Historically, Latin America has been considered, like Africa and Southeast Asia, as a continent “full of resources” both natural (forests, water potential, mining, agriculture, tourism potential) and human, but unlike a good part of south-eastern Asia, has not managed to “take off” as an economic power, except for very specific cases, more related to individualities than to countries or to the continental collective.
And much less has it succeeded after the contingency created since the end of February 2022, when Russia invaded its neighbour and former co-member of the Union of Soviet Socialist Republics, Ukraine, causing difficulties in the distribution of gas and food to Europe, both due to the cuts in the distribution of the invaded country and the sanctions that the democratic world applied to the invading country and vice versa.
The key question is, why is it that Latin America does not take advantage of this juncture, as in other historical opportunities in which “economically developed” countries have turned their gaze to this side of the world, to develop and become an “economic power” with a strong voice in the global context?
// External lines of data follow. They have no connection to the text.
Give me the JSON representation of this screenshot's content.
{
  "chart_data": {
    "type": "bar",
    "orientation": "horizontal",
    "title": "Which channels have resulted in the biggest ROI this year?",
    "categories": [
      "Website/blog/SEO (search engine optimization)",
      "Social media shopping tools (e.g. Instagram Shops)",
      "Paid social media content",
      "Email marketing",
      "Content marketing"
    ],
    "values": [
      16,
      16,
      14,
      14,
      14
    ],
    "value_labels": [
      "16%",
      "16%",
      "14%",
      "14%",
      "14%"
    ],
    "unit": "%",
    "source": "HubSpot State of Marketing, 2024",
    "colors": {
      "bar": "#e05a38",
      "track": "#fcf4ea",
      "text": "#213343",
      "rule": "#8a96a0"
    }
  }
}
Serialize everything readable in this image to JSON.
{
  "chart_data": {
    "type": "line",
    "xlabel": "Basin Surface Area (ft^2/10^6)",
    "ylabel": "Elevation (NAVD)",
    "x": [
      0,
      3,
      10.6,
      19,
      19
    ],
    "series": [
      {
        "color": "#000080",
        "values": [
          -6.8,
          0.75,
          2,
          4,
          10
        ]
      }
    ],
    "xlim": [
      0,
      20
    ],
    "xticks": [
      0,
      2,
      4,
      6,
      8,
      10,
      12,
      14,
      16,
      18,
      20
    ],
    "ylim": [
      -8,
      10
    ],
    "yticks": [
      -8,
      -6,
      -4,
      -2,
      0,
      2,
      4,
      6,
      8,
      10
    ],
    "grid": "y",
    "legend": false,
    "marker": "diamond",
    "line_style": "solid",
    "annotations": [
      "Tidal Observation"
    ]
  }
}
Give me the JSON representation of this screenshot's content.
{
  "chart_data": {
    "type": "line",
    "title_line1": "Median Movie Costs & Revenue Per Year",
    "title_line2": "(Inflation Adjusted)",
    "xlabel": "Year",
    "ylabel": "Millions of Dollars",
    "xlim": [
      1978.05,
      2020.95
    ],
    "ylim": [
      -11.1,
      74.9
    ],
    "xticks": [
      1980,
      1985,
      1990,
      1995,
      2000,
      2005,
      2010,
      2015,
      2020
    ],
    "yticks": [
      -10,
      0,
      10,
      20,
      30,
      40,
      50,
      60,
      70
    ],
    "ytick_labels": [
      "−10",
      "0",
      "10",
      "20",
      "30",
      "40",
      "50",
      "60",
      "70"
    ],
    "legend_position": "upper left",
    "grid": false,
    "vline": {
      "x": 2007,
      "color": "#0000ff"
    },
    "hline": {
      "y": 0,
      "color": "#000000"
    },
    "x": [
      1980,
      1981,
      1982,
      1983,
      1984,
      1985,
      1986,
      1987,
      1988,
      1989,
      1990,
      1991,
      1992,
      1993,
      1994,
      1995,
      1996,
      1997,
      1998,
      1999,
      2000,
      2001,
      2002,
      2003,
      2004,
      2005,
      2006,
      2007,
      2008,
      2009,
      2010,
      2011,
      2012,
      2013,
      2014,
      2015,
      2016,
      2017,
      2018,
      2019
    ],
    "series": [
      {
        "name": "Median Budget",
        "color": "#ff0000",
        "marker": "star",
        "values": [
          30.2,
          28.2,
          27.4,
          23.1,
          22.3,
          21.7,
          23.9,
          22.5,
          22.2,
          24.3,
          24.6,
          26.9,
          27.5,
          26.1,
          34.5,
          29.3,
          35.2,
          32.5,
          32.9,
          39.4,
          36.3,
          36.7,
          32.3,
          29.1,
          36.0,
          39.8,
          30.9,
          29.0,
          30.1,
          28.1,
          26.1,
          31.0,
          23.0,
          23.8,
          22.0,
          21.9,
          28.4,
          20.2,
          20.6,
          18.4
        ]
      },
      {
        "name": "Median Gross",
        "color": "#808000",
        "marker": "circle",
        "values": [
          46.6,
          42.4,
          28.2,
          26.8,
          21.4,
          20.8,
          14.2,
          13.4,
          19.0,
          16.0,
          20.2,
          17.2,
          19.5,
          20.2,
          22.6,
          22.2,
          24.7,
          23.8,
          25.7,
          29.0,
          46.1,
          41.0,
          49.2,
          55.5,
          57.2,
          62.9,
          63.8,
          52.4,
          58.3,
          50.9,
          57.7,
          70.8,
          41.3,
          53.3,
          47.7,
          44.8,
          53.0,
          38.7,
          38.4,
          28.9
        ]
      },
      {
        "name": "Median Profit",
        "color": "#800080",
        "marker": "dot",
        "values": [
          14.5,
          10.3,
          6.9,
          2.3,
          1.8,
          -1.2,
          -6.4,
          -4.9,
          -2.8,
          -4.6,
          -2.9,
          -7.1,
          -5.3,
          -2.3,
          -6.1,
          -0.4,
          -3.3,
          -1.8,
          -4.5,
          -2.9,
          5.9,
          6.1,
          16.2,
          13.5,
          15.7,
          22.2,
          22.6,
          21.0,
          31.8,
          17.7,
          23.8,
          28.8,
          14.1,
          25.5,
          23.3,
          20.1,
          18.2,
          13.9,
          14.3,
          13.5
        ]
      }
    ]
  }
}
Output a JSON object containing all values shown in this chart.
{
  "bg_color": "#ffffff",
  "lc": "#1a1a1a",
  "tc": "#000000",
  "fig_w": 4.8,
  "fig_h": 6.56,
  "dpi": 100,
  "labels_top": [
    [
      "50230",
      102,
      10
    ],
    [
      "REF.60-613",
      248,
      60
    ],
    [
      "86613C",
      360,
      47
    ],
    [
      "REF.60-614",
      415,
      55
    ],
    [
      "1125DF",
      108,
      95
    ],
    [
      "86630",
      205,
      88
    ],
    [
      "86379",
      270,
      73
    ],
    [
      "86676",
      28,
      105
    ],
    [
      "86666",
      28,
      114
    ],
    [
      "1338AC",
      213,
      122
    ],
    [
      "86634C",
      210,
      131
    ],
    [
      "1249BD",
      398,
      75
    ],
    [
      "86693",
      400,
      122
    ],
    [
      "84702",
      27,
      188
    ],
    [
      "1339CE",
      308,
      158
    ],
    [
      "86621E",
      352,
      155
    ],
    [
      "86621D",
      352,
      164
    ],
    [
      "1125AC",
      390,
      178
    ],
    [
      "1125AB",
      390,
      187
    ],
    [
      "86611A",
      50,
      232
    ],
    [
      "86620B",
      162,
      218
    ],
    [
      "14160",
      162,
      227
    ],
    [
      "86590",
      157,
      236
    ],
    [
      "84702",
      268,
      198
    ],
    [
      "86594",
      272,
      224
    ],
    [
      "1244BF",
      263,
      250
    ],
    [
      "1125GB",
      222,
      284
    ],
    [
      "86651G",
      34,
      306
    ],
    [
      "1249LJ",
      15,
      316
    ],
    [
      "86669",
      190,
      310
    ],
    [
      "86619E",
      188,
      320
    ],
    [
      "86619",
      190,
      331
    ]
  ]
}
It seems to be a historical process to which Latin American countries have adapted since colonial times and from which very few have managed to escape (for very little, it must be said), and it is to depend on a “metropolis” to which they send their raw materials and in exchange for these they receive the finished products necessary for their functioning, having to pay for these goods in turn.
Because of this, the economic balance of Latin American countries is always affected, since the value they can give to their raw materials, in addition to being compromised by market demands (as happens, for example, with the Venezuelan oil basket, which is usually quoted 10 to 15% below the crude benchmarks of Texas or the North Sea), must face the costs of finished products, along with inconsistent government policies or in some cases at odds with the complex economic articulation given by globalization and new global commercial trends.
That is why the countries of the region need to establish a set of policies, both economic, tax and social, that boost their productivity and break with a tradition that, as mentioned, has made the region not active commercially and is only attractive for the ability to offer raw materials at a relatively low cost.
In that sense, one of the strategies that Latin American governments should apply to boost their respective economies and project each country, according to the International Monetary Fund (IMF), includes decreeing reforms to increase productivity and competition both internally and with its neighbours, taking advantage of existing potentialities and encouraging the manufacture of processed goods instead of marketing the raw material to reacquire it as a finished product.
Another of the strategies proposed by the IMF is based on improving education, promoting professional and technical careers according to these mentioned potentialities, and that serve as a “source of inspiration” to develop manufacturing industries of finished products from the raw material produced in the country.
The IMF also suggests changing the countries’ tax systems, in order to encourage the establishment of these manufacturing industries, the strengthening of high-capacity means of transport (land, air and water) and the attraction of foreign capital to help finance these projects without the fear of controversial government decisions or disconnected from the reality that seeks to create.
Finally, the IMF proposes to reduce inequality between the so-called “social classes,” which could be achieved through the previous strategies: by incentivizing and financing education through a healthy tax system, the “less privileged” social groups can shorten the social gap with those considered “better positioned.” But this must be done consciously and consistently, without royalties or bonuses that only feed the “pity culture” and a “forced inclusion” in an economy still sick from the political point of view.
When these IMF recommendations are compared with the economic reality of each country in Latin America, only some vestiges of application are observed in Chile, Argentina, Brazil, Colombia and Mexico, although the volatility of public policies due to the ideological alternation between contrasting visions eliminates the constancy they require to establish themselves within the social and productive collective of these countries, which is reflected in social conflicts that are generated with each presidential change, great discrepancies between social and geographical groups, and an economy that, although stable, remains without taking off as it is expected to do.
In the case of the other countries of the region, the presence with the greater or lesser influence of a political ideology that criticizes and even rejects the IMF recommendations works as a “breeding ground” so that errors in economic policies, difficulties in professional education, misguided tax policies and the “culture of pity,” in addition to rampant corruption at all levels of government, both economically and attitudinally, serve to keep in force the premise with which this article began: Latin America has the resources to become an economic power, but there is no real intention to make that happen, due to ideological and even cultural conveniences that prevent a change of mentality at all levels, mainly in the political and social.